A Day at the Zoo
Mary C. Moore

Copyright 2011 by Mary C. Moore
Smashwords Edition
Welcome to the zoo. Welcome to the place where urban turns wild, where every day becomes exotic, where man meets beast. Here, amongst the cheap popcorn and chattering of pudgy squirrels, you could be lucky enough to see a snow leopard—one of five thousand left in the world—or a hippopotamus (and live to tell the tale). Come forward, bring your strollers, your cameras, your expectations, and keep your eyes open. You might see the elusive dik dik—an antelope the size of a large rabbit—or you may catch a glimpse of the rare cassowary—a six foot tall bird with red eyes and deadly talons.
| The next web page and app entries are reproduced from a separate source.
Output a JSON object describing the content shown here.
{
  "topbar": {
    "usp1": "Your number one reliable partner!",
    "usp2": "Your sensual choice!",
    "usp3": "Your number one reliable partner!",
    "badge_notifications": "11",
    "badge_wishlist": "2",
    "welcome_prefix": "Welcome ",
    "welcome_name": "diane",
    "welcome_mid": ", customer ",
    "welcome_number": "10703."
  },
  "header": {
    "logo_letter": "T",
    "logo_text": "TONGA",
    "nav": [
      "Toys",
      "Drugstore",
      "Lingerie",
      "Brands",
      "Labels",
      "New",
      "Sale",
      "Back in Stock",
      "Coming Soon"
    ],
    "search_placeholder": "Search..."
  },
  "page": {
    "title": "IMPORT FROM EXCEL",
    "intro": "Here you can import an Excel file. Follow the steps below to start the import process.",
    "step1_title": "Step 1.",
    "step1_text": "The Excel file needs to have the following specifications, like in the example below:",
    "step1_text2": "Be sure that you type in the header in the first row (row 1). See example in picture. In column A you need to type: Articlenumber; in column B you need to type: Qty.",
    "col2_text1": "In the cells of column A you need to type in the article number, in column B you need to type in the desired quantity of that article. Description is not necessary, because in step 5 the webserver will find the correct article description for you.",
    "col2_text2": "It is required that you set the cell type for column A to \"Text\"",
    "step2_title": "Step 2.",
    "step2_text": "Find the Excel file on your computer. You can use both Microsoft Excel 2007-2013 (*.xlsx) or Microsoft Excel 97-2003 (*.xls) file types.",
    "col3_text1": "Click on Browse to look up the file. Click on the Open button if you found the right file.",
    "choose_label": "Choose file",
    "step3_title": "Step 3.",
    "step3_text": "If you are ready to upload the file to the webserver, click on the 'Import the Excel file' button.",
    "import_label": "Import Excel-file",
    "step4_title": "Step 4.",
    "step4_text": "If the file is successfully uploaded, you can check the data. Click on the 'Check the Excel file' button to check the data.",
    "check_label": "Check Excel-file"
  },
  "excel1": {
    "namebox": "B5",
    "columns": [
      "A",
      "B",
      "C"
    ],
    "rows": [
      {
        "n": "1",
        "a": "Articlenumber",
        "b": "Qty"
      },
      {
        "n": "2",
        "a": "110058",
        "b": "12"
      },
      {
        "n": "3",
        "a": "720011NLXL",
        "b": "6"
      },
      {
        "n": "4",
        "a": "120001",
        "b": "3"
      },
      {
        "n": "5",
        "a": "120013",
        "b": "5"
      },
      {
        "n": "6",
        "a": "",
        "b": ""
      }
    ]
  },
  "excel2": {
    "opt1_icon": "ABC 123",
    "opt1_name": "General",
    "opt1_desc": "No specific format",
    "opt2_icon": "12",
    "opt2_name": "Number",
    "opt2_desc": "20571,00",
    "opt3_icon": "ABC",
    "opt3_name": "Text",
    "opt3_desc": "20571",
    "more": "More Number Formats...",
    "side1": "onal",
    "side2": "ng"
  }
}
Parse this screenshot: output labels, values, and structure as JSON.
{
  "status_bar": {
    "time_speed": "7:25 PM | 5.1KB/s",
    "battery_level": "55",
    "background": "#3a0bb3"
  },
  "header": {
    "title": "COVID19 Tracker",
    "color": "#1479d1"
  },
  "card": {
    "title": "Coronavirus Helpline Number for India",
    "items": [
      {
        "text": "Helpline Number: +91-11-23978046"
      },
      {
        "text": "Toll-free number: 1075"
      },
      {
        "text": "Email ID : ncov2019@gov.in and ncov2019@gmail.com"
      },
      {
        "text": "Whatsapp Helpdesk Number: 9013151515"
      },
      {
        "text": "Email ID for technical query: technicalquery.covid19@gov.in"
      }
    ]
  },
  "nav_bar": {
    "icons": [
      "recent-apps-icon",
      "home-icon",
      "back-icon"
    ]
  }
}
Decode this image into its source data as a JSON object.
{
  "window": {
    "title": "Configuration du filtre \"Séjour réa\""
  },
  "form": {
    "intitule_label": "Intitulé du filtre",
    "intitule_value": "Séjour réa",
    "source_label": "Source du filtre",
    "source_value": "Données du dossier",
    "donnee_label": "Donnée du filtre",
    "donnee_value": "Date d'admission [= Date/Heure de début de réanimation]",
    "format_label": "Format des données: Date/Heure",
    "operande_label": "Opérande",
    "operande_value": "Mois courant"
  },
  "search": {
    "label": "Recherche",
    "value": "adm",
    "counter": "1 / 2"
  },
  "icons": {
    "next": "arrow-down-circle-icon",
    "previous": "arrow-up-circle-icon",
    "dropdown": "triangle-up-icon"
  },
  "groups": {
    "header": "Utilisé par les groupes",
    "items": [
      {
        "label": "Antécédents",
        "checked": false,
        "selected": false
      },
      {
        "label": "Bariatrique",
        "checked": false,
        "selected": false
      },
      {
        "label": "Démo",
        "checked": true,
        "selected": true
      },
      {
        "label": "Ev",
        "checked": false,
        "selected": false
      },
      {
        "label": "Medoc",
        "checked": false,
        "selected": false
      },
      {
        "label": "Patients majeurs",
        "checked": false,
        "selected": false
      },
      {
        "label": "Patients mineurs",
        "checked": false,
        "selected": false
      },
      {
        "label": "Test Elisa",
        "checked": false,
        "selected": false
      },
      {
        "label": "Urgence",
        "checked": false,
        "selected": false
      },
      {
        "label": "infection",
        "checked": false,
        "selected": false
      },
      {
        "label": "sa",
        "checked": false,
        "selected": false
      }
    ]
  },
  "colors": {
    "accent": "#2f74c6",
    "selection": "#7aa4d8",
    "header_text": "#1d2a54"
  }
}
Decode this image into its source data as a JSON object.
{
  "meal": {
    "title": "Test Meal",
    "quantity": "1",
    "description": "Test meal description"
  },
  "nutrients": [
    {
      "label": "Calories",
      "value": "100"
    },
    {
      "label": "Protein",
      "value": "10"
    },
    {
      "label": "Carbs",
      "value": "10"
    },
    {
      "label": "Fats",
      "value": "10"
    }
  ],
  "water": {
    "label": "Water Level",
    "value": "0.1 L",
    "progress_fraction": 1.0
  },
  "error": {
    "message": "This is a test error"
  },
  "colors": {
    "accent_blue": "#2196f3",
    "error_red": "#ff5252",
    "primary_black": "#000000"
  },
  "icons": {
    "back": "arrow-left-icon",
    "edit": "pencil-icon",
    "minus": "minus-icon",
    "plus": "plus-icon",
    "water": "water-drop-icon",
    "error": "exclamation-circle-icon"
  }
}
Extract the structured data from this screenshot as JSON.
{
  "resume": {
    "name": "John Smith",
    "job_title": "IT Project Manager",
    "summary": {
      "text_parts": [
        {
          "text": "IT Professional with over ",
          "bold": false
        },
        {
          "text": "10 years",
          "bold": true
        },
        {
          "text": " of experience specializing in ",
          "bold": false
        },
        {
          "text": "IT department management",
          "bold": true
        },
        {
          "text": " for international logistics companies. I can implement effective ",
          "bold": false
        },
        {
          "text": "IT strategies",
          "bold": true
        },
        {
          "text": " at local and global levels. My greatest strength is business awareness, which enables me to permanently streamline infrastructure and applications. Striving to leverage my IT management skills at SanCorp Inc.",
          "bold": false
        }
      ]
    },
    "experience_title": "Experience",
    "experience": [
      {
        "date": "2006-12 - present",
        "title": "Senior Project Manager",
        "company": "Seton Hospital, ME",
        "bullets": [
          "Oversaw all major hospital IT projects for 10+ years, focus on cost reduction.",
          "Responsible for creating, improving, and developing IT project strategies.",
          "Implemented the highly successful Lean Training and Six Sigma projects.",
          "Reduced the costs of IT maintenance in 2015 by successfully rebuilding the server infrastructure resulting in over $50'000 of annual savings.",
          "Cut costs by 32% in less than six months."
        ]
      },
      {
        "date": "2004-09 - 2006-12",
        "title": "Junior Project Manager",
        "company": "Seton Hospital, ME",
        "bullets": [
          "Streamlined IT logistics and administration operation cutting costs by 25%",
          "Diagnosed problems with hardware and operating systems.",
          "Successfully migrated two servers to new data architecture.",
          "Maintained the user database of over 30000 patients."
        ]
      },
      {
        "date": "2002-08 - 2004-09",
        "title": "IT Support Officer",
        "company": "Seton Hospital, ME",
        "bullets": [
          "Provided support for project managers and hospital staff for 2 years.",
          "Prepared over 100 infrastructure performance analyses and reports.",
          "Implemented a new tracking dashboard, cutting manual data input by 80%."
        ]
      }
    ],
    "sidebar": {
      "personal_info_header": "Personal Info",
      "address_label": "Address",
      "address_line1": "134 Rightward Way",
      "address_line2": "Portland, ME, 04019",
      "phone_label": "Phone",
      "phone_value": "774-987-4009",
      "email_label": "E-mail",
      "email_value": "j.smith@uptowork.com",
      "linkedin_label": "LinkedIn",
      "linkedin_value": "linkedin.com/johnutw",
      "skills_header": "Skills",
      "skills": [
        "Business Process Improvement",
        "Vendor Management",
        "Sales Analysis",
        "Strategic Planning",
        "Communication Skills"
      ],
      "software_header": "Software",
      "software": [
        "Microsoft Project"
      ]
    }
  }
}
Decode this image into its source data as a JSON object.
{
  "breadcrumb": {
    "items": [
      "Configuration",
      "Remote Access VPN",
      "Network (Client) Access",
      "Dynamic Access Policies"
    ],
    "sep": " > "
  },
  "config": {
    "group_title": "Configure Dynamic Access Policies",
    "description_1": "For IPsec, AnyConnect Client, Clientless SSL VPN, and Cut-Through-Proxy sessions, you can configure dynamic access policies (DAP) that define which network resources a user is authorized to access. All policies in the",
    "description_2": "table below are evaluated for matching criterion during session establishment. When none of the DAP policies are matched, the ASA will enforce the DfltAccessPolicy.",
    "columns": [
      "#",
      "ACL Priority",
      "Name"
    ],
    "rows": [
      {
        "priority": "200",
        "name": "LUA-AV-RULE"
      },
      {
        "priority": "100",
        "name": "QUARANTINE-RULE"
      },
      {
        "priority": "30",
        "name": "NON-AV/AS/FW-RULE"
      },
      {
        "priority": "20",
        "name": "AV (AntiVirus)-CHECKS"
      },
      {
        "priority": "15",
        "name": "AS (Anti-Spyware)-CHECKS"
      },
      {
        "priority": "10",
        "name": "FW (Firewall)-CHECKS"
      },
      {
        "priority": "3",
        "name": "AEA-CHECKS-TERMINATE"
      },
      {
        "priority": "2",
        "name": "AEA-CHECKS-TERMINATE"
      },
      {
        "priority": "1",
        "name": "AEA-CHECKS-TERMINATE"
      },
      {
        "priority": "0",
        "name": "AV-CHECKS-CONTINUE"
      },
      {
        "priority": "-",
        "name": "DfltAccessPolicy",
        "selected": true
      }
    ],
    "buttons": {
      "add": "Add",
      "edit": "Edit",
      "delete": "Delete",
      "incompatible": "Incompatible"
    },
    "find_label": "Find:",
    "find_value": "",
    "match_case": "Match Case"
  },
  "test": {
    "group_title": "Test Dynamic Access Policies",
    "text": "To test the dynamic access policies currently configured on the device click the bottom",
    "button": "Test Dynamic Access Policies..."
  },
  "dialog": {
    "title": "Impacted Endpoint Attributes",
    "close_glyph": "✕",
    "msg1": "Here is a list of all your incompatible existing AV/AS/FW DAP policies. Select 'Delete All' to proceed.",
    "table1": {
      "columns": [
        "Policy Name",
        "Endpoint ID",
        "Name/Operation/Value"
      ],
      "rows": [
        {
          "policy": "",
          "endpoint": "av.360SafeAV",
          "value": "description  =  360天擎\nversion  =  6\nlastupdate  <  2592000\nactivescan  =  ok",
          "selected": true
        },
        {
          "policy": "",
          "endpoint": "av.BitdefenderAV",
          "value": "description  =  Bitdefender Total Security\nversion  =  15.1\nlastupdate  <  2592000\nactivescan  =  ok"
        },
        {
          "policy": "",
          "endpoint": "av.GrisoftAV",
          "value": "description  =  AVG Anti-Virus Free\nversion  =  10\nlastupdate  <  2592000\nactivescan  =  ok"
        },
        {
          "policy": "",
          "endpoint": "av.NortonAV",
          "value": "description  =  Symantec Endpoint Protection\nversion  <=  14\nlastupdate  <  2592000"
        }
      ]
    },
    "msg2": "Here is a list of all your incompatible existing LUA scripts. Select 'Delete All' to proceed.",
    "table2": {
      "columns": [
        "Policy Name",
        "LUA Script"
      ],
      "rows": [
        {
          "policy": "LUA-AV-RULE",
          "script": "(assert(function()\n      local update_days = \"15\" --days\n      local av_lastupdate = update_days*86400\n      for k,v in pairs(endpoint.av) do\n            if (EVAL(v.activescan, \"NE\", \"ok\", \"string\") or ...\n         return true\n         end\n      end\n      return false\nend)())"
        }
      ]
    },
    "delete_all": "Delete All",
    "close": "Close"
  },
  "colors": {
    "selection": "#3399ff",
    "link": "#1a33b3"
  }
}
Listen for the screams of the red-ruffed lemurs, the roars of the lions, the screeches of the green-winged macaws, and the hoots of the black howler monkeys.
And please, please do not be disappointed if you do not spy the spotted ocelot cat blending in with the leafy branches or the hairy warthog hiding behind the rockwork. If you do not see these animals, I beg you, no I implore you, do not take it out on the uniformed person you see walking behind the exhibit. I know you believe we—the uniformed zookeepers—have a secret power over our wards and that we know everything there is to know about animals. I know, I know, we zookeepers are the privileged in khaki that walk purposefully throughout the zoo arena, fascinating in our every movement. We are the gatekeepers of the wild. We must have the answers.
“Where are you going?”
“What are you holding?”
“Look, honey, someone’s going to get fed.”
“Follow that person in the uniform.”
But please believe us, our uniform only gives the illusion we are omniscient about the wild and wary world of the creatures we care for. We can answer most questions about an animal’s habitat, diet, or behavior. But we don’t know everything. Each species, no each animal is a unique and strange individual. They do things we do not expect and do not understand. Yet for some reason you always ask us, and expect answers to everything.
Trust me, I know.
Barely out of college, I donned the khaki of the zookeeper. I became the uniform and instantly found I was a supposed expert in a field that is too broad to have expertise in. It didn’t matter how wild the question was, my uniform stated that I had the answer. As I strode through the paths weaving through baboons and tigers and zebras, I was followed by a chorus of voices.
“Do elephants really mourn death?”
“Will the gay penguins stay together for life?”
“Can a giraffe throw up?”
“Will a gorilla adopt a human child?”
“Do you play with the tigers?”
“How long does it take a kangaroo to punch a guy’s lights out?”
If you ever find out the answers to these questions, please, tell me, I would love to know. Sometimes, however, we get caught by a question that sounds crazy, but is actually valid. Let me tell you about my first week working at the zoo. I was taking care of the Chilean Flamingos.

The Chilean Flamingo exhibit is a large open brackish pond next to the zoo restaurant’s plastic outdoor tables. Perfectly at ease with the public, the elongated birds spend hours standing on one leg, head tucked under wing, within an arm’s reach of the cold cement fence. They willfully ignore the public’s presence—kids throwing goldfish crackers, parents yelling at the thieving gulls (who will yank the hotdog right out of your hands), and teenagers giggling and chattering. The birds are oblivious and at peace, they stand there in the center of the ruckus, unmoving, undisturbed.
That is, until a uniform approaches. Upon sensing the person with a shirt of scratchy khaki; feet encased in heavy rubber; and a belt weighted by keys, a two-way radio, and a multipurpose knife, the flamingos promptly begin moving around, mingling and diffusing in a scattered pattern. This is particularly annoying because we zookeepers need to keep track of the flamingos, which includes counting how many there are. Have you ever tried to count a crowd of moving targets? Let me tell you, it is not easy.